第二節 少年卸敵(下)
青衣老人張了張嘴,想要說些什麽但卻沒有發聲。
這一幕令他似曾想識。
那年秋天傍晚,晚風起,院子裏鋪滿了林間飛揚的枯黃葉子。
他和老尋就站在簷下,倚靠在一起靜靜的看著院子中間席地而坐的少年。
一年的時間裏,少年不動,不聽,不看,不聞,甚至不想,隻是靜坐。
許久,突然少年緊閉的嘴微啟:“什麽是劍修?”。聲音因為太久沒有說過話而變的苦澀許多。
少年話音剛起兩個老人就趕緊穩正身形,難得少年向他們請教,他們必許保持老輩人該有的端正與莊嚴。
隻是半響過後他們就沉默了,不是這個問題很難,實在是不知道應該怎麽回答。對少年來說,他問的問題就好比一個健步如飛的成年人問別人如何走路,一名百發百中的射手問旁人怎樣開弓。
在他們看來,少年自己就是一位很出色的劍修。
一會,少年再次開口:“荒古初始無劍道,孤執三尺立世間。當年祖父一句話讓不少劍修窮盡一生,追求劍道力量極致癡迷而不能自拔”。現在少年的聲音已然變的正常。

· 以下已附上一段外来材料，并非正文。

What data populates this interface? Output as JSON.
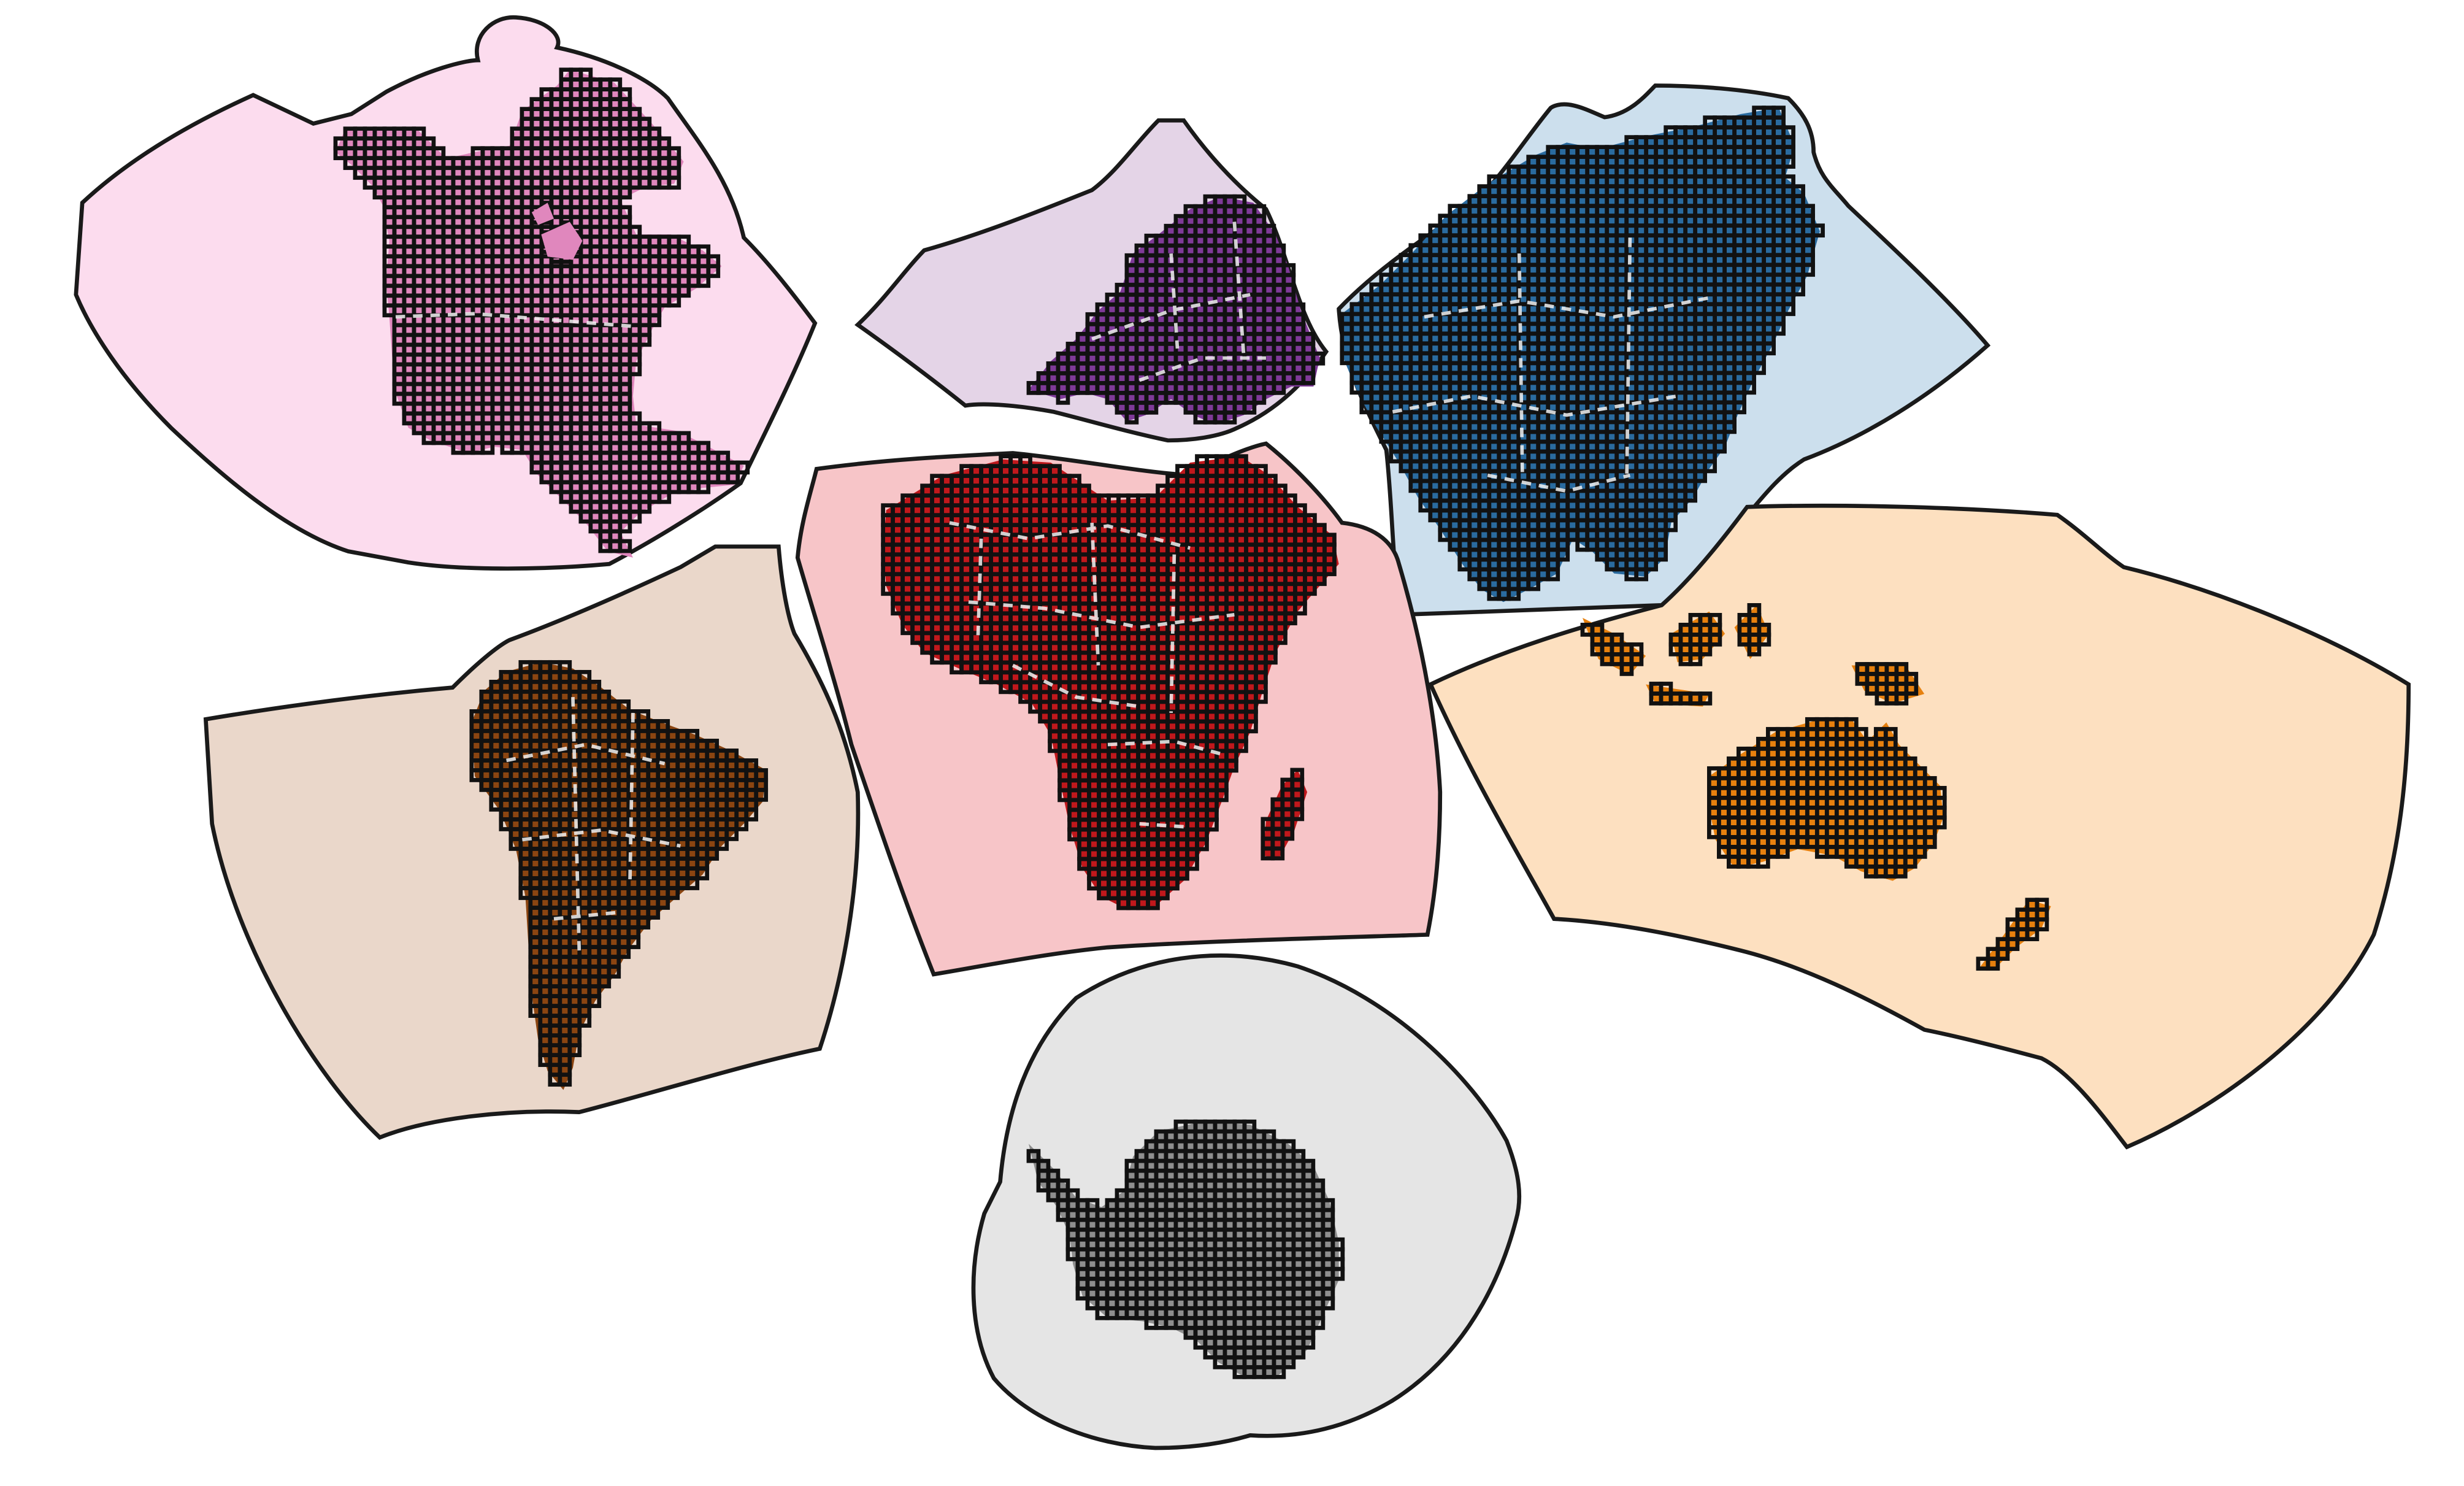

“可,,劍道怎麽僅僅是力量?開劍氣,聚劍靈,靈動境界每位劍修就擁有了劍靈。萬物生長,以靈為尊,人的追求尚且有不同,那每一道劍靈所追求的怎麽能都是一樣的?”
“武修是在憑自身感受世界,而劍者更是在用劍與這個世界溝通,,,道就是自然萬物,劍道就是在用劍呈現自然萬物”。
兩個老人一直傍聽著,在這個世間沒幾個比這個少年更懂劍,沒幾個人有資格與少年論劍。他們隻是感覺少年現在的境界與一年前相比變的不同了。
“你現在到什麽境界?”,青衣老人開口問。
“境界?不知道”,少年搖搖頭。
“一年多沒碰過劍,都不知道現在一劍還有幾分力量,但,,,,我覺的現在我的劍能夠可以改變一些東西!”。
“改變什麽?”。青衣老人問
“我從被你們救後就一直在這塗山,在這觀裏修習劍道”。
兩個老人再次沉默,這又是一段往事。
“劍與劍道都在塗山,我劍代表的就是塗山,所以我能夠改變的也是塗山。”
“今天我想試試劍證塗山。”
少年說完後起身,太久未動而導致起身時身體裏的骨頭咯咯作響。手向觀裏一一探,一柄長劍破觀而出,飛到少年手裏。
劍握在手中,少年頓時一股熟悉感由然而生。
旋即劍體下垂,片刻後握手之劍一緊,長劍一翻,一股劍意由劍體向院子四周蕩開,覆蓋整個院裏。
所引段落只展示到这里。